Lettre autographe signée à André Tardieu, commissaire général aux affaires de guerre franco-américaines à Washington. St-Vincent sur Jard, 22 septembre 1922; 3 pages in-8° sur un double feuillets. Pliures d’usage
Le vieux tigre, au soir de sa vie, conte une anecdote savoureuse passé dans son cabinet de guerre avec le premier ministre britannique Lloyd George, à propos du retrait des troupes anglaise sous l’autorité du général Louis Franchet d’Espèrey durant l’offensive sur le front d’Orient.
« J’ai donc lu les coupures […] puisque vous me l’avez demandé. Le seul résultat est de vous rappeler que L. George [David Lloyd George ancien premier ministre britannique à la fin de la première guerre] entra un matin dans mon cabinet pour m’annoncer qu’il avait télégraphié au commandant des troupes britanniques opérant sous Franchet d’Esperey de se soustraire au commandement de ce dernier. Cela sans discussion, sans avertissement préalable. Et pourquoi ? Parce que Franchet avait donné tels ordres aux troupes anglaises, que n’approuvait pas L. George. Vous devinez la scène. Ce fut la plus grave de la guerre.

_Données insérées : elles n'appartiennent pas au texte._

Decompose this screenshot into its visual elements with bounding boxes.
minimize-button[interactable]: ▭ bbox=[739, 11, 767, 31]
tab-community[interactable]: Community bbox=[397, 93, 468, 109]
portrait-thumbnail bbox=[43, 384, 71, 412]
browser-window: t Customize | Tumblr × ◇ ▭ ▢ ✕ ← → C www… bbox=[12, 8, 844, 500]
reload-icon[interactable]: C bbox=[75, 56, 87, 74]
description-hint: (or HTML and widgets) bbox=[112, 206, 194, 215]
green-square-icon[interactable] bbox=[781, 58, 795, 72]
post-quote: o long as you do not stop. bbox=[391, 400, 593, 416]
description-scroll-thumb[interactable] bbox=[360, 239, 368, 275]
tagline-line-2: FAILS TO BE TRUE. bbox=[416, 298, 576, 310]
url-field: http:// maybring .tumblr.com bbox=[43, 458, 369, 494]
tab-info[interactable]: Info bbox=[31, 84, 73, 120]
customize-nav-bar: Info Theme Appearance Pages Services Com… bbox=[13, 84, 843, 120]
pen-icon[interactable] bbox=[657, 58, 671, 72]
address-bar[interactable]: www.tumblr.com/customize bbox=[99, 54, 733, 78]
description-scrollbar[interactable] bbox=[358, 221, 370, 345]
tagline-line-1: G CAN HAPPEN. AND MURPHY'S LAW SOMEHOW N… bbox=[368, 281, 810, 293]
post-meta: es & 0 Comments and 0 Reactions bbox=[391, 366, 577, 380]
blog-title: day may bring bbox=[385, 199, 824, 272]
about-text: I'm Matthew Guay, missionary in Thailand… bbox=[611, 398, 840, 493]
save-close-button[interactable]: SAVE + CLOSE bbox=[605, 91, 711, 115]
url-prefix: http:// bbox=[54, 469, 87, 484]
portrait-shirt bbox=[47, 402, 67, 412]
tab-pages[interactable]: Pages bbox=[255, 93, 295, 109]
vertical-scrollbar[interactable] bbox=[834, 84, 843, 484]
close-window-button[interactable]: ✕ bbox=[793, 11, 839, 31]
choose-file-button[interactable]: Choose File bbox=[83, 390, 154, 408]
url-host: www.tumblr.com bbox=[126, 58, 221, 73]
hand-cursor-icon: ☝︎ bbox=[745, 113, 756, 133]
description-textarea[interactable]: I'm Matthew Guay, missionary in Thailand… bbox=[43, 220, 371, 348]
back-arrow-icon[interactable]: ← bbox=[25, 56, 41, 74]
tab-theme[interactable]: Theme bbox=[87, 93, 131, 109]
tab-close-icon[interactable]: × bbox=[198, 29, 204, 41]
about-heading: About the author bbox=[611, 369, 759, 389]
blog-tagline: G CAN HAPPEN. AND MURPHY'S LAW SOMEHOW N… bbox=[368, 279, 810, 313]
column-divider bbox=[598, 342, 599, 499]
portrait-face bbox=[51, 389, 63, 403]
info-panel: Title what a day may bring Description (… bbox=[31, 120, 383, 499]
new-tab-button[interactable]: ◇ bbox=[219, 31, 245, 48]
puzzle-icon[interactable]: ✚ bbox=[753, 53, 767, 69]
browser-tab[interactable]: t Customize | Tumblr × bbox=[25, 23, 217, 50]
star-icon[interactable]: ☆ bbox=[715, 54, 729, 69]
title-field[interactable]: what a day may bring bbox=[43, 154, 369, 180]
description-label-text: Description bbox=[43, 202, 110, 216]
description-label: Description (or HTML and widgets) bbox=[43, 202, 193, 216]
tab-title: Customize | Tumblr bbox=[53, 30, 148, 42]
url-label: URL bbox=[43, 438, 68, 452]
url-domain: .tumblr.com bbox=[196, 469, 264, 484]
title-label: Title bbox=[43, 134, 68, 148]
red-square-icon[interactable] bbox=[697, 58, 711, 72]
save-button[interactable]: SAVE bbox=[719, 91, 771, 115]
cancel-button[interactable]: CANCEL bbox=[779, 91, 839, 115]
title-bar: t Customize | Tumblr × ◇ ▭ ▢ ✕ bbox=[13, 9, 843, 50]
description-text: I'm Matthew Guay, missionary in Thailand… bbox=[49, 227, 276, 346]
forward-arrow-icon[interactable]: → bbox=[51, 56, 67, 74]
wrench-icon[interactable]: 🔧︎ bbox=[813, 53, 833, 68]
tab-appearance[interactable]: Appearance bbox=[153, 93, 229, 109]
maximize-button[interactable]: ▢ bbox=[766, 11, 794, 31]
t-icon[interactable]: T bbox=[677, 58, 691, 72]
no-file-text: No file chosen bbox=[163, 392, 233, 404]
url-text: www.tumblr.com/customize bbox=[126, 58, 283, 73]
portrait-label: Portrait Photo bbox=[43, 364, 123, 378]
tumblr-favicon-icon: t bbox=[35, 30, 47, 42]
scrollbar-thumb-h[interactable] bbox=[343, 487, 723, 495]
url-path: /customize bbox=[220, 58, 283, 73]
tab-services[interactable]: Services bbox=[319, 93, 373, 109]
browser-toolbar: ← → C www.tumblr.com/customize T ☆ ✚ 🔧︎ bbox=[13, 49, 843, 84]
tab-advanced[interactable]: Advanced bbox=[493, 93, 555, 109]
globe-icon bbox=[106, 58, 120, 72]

Enquête faite, L. George dut reconnaître que F. d’Esperey n’avait pas fait ce qu’il lui reprochait. Mais à la suite de l’affaire, la situation devint telle que les Anglais ne tardèrent pas à nous lâcher. Voilà comment j’ai « retiré » les troupes anglaises à Franchet d’Esperey. Ceci pour vous seul, bien entendu (…). P.S. Je me demande si ce ne serait pas Bouillon ou Briand qui auraient inspiré la scène de L. Georges à Versailles à propos de Franchet d’Esperey que j’aurais après limogé (carnets Pétain), ces deux messieurs me jaugeant à leur mesure, m’avouent, en effet, que je voulais nous faire battre en Asie. C’était, en effet, de l’audace de prendre un général limogé. Que n’aurait-on pas dit si nous avions eu le dessous ? C’est le contraire qui arriva. Mais la vanité fate du général (qui n’est pas sans qualités militaires) voyait plus grandiose. Il lui fallait un coup de foudre qui l’eut mis à la place de Foch. Supposé qu’il l’eut pu faire – ce que je ne crois pas – l’occasion ne lui en fut pas offerte par les évènements. C’est ce qu’il ne me pardonna pas. »
Dans cette remarquable lettre, Clemenceau fait allusion à l’expédition des armées alliées à Salonique dirigée par le général Louis Franchet d’Espèrey. Cette vaste armée comprend 157000 grecs, 119 000 serbes, 43 000 italiens et 138 000 britanniques. Il obtient la victoire face aux troupes allemandes et bulgares au bout de quatorze jours malgré les difficultés rencontrés face aux exigences des alliés. L’armistice est signé le 29 septembre 1918 mettant fin au front d’Orient.